When theoretical physics is tested by experiment, it can be incredibly sound science.
When it isn't or can't be, it produces pretty mathematics, but of dubious connection to reality. Theoretical physicist in some areas (e.g. string theory) are not sciences--science adjacent, yes; almost-science, yes; but fundamentally missing the empirical grounding that makes the process work.
Career and status concerns impinge upon the quality of thought and speed of progress sometimes (c.f. replication crisis), but fundamentally do not allow experimentally tractable sciences to become not-sciences in any significant way. If somehow they do, it becomes incredibly obvious to any serious observer because answers are always "everyone knows that X" rather than "This is so cool! Look at this data!" (You do have to dig enough to get through an overlay of politics or capitalism or whatever--if you listen to the CDC, it's not always easy to tell which parts of what they say are well-grounded in science and which are grounded in political expediency or whatever else.)

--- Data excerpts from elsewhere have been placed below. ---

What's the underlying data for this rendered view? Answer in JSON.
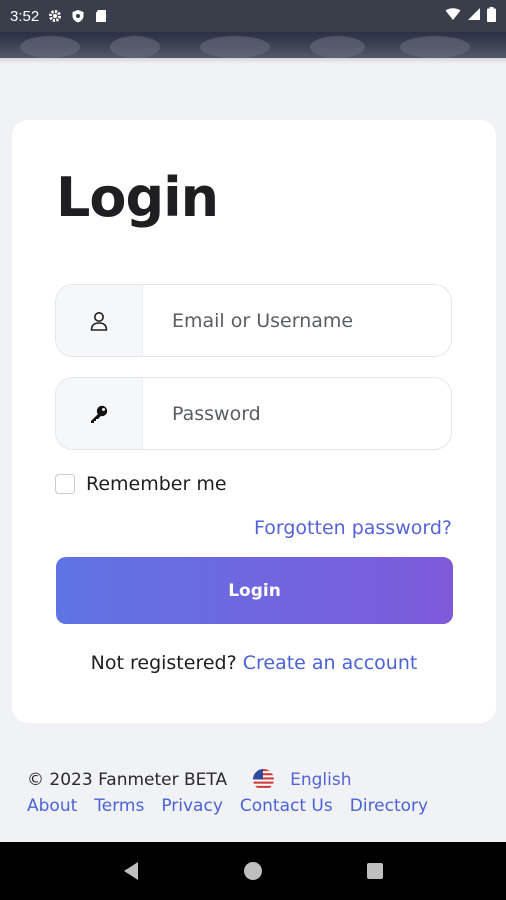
{
  "status_bar": {
    "time": "3:52",
    "icons": [
      "gear-icon",
      "shield-icon",
      "sd-card-icon"
    ],
    "right_icons": [
      "wifi-icon",
      "signal-icon",
      "battery-icon"
    ]
  },
  "login": {
    "title": "Login",
    "email_placeholder": "Email or Username",
    "password_placeholder": "Password",
    "remember_label": "Remember me",
    "forgot_link": "Forgotten password?",
    "submit_label": "Login",
    "not_registered": "Not registered?",
    "create_account_link": "Create an account"
  },
  "footer": {
    "copyright": "© 2023 Fanmeter BETA",
    "language": "English",
    "links": [
      "About",
      "Terms",
      "Privacy",
      "Contact Us",
      "Directory"
    ]
  },
  "colors": {
    "accent": "#5563d8",
    "button_gradient_start": "#5f74e4",
    "button_gradient_end": "#7e5ad9"
  }
}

For instance, if you ask whether nutrition is a science, the answer pretty quickly comes back not really in a lot of cases. Fundamental questions like "is this good for long-term health" are backed up by very poor data in many cases.
If the question is, "Can I only look for the label 'science' and then have a good idea about the reliability?" the answer is, well, not really...because...what gets called a "science" isn't constrained by experiment. We don't test fields to see if they're sciences and publish the results. If we did that, labeling them as sciences would be a science, and be highly reliable. But it's not. Oops. So the application of the label is a usual human affair and therefore kinda sloppy.
In particular, the social sciences aren't really sciences in practice a lot of the time, so as a caveat, the caveat is mostly that the term is something of a misnomer.